Wenn Länder wie Deutschland oder die Schweiz klimaneutral werden wollen, was sollte man dann stattdessen tun?
Ich würde die konventionellen Kapazitäten nicht so schnell zurückfahren, wie das gerade der Fall ist. Den Kohleausstieg würde ich in Deutschland nicht von 2038 auf 2030 vorziehen. Nach dem Wegfall der Kernkraftwerke hat Deutschland immer weniger sichere Kapazitäten, die uns über Dunkelflauten im Winter hinweghelfen. Wir werden Schwierigkeiten haben, die Stromversorgung im Winter zu sichern.
Kann man den fehlenden Strom nicht importieren?

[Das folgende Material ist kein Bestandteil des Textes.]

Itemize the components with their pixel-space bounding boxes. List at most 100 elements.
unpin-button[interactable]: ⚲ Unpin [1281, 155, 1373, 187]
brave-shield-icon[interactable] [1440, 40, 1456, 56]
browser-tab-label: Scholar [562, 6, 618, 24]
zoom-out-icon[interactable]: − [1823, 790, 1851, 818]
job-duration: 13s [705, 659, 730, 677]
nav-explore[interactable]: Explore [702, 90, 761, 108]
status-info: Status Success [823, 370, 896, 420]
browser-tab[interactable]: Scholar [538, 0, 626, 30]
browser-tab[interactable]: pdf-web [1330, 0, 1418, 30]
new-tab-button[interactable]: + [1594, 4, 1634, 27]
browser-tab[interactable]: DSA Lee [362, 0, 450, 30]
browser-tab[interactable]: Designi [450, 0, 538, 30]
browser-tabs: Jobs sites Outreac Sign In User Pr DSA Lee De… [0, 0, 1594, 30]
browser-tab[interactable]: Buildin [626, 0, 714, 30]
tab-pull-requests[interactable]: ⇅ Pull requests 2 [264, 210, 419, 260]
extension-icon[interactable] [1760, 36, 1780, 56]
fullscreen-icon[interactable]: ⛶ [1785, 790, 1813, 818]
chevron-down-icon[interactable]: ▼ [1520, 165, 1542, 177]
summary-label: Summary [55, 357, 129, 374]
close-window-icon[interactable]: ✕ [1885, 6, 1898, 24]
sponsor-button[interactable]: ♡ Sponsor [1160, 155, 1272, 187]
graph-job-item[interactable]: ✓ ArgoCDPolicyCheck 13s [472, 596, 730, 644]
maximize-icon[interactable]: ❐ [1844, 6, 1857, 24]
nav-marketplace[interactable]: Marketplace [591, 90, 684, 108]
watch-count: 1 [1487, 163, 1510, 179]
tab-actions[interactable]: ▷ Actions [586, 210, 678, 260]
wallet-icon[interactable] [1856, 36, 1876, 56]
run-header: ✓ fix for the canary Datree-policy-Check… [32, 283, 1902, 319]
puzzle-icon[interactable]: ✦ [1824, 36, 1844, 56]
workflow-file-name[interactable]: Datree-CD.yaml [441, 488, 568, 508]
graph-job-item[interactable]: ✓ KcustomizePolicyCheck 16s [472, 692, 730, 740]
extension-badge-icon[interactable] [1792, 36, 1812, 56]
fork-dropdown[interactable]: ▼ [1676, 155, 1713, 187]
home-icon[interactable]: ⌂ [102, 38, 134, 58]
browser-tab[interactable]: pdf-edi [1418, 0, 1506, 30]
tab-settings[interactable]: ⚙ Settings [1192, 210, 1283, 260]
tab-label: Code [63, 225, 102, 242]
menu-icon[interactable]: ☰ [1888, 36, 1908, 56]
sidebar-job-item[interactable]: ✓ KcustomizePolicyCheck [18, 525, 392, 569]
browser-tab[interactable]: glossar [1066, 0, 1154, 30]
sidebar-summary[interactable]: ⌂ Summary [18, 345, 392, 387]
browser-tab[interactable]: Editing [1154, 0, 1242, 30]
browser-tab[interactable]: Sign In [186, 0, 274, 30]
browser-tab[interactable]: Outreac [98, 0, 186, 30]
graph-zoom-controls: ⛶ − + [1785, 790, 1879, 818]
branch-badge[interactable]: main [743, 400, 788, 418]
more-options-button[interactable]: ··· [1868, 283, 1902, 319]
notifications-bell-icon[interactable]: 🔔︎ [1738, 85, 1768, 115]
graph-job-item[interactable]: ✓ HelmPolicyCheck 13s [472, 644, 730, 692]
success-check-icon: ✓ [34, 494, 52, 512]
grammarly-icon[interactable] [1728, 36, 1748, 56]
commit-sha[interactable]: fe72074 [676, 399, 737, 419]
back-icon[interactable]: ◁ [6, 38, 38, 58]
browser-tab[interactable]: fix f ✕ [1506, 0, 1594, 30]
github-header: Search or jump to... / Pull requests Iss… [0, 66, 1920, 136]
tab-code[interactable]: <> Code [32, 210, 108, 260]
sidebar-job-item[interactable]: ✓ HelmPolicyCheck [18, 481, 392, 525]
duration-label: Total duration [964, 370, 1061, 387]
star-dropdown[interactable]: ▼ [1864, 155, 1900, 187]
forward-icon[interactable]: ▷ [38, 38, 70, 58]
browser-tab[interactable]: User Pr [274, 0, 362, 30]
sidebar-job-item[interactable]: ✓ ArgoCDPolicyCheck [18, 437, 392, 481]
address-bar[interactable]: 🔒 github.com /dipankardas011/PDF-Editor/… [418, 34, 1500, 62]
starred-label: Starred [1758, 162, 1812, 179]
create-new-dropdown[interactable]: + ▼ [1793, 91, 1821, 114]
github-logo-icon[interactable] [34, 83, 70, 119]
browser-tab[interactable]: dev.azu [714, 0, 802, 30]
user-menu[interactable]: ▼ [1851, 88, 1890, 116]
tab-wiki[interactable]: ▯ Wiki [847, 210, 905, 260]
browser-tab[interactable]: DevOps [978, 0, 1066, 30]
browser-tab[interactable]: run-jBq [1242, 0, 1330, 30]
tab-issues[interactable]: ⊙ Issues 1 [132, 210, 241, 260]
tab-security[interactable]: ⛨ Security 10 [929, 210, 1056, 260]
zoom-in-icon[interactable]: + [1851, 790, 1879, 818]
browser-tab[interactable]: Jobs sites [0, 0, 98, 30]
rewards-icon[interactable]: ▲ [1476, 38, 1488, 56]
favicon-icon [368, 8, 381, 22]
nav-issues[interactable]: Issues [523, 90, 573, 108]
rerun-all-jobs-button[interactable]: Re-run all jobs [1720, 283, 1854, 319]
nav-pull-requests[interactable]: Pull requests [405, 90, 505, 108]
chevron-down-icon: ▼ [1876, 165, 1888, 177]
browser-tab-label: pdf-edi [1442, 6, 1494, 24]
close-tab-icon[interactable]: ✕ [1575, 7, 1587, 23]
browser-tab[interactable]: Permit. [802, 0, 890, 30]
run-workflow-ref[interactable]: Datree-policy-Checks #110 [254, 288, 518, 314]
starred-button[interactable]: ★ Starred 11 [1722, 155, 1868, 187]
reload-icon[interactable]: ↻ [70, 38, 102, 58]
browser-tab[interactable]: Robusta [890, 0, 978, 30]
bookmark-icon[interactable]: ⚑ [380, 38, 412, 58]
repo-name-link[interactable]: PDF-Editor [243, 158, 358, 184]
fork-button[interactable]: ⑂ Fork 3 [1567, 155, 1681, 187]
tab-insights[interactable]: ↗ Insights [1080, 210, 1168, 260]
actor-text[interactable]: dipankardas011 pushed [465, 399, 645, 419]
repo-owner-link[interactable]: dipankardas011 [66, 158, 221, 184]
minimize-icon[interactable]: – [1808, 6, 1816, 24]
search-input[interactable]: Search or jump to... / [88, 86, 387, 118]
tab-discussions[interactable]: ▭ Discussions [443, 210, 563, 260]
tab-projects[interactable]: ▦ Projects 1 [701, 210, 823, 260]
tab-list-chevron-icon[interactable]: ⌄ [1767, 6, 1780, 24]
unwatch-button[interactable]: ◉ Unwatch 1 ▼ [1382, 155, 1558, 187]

Dies wird in kritischen Situationen nicht reichen. Dazu sind die grenzüberschreitenden Netzkapazitäten zu gering. Deshalb müssen wir genügend konventionelle Kraftwerkskapazitäten aufrechterhalten. Die deutsche Regierung hat zwar angekündigt, dass bis 2030 viele Gaskraftwerke gebaut werden sollen. Doch welcher private Investor baut Kraftwerke, die nur wenige Tage im Jahr voll laufen können, weil sie in der übrigen Zeit vom billigen Grünstrom aus dem Markt gedrängt werden?
Was würden Sie sonst noch empfehlen?
Statt massiv und flächendeckend in erneuerbare Energien zu investieren, würde ich mit einem Bruchteil des Geldes die Forschung und Entwicklung neuer Technologien und von Speichertechniken vorantreiben. Wenn wir eine kostengünstige CO2-arme Technologie zur Stromerzeugung finden würden, wäre das sehr hilfreich. Ob das dann Kernfusion oder etwas anderes ist, weiss ich nicht. Aber wir brauchen so etwas.
Das ist Wunschdenken.
Ja, das gebe ich zu, aber wir brauchen eine solche Technologie dringend.
In der Schweiz hofft man stark auf grünen Wasserstoff, mit dem man Gaskraftwerke betreiben könnte.
Auch in Deutschland wird Wasserstoff als Heilsbringer präsentiert. Aber es gibt viele Fragezeichen. So ist fraglich, ob man Wasserstoff einmal in riesigen Mengen importieren kann. Es ist auch eine teure Lösung, wenn man Erdgaskraftwerke mit Wasserstoff betreiben wollte.
Weshalb?
Weil man bei der Produktion des Wasserstoffs drei Viertel des ursprünglichen Stroms vernichtet. Der Wirkungsgrad ist sehr schlecht.
Haben Sie absichtlich bisher nicht von der neuen Generation von Kernkraftwerken gesprochen, die sich am Horizont abzeichnet?
In Deutschland darf man das Wort Kernkraft gar nicht in den Mund nehmen, sonst ist man schon abgestempelt. Die Schweiz spricht dagegen jetzt von 60 oder gar 80 Jahren Laufzeit ihrer AKW. Von diesem Pragmatismus könnten sich die Deutschen eine Scheibe abschneiden.
Manuel Frondel – Energieökonom
cei. Der 1964 geborene Wissenschafter leitet seit 20 Jahren den Kompetenzbereich «Umwelt und Ressourcen» am RWI – Leibniz-Institut für Wirtschaftsforschung in Essen. Er ist zudem Professor für Energieökonomik und angewandte Ökonometrie an der Ruhr-Universität Bochum. Bevor er sich der Volkswirtschaftslehre zuwandte, machte er Abschlüsse in Physik und als Wirtschaftsingenieur.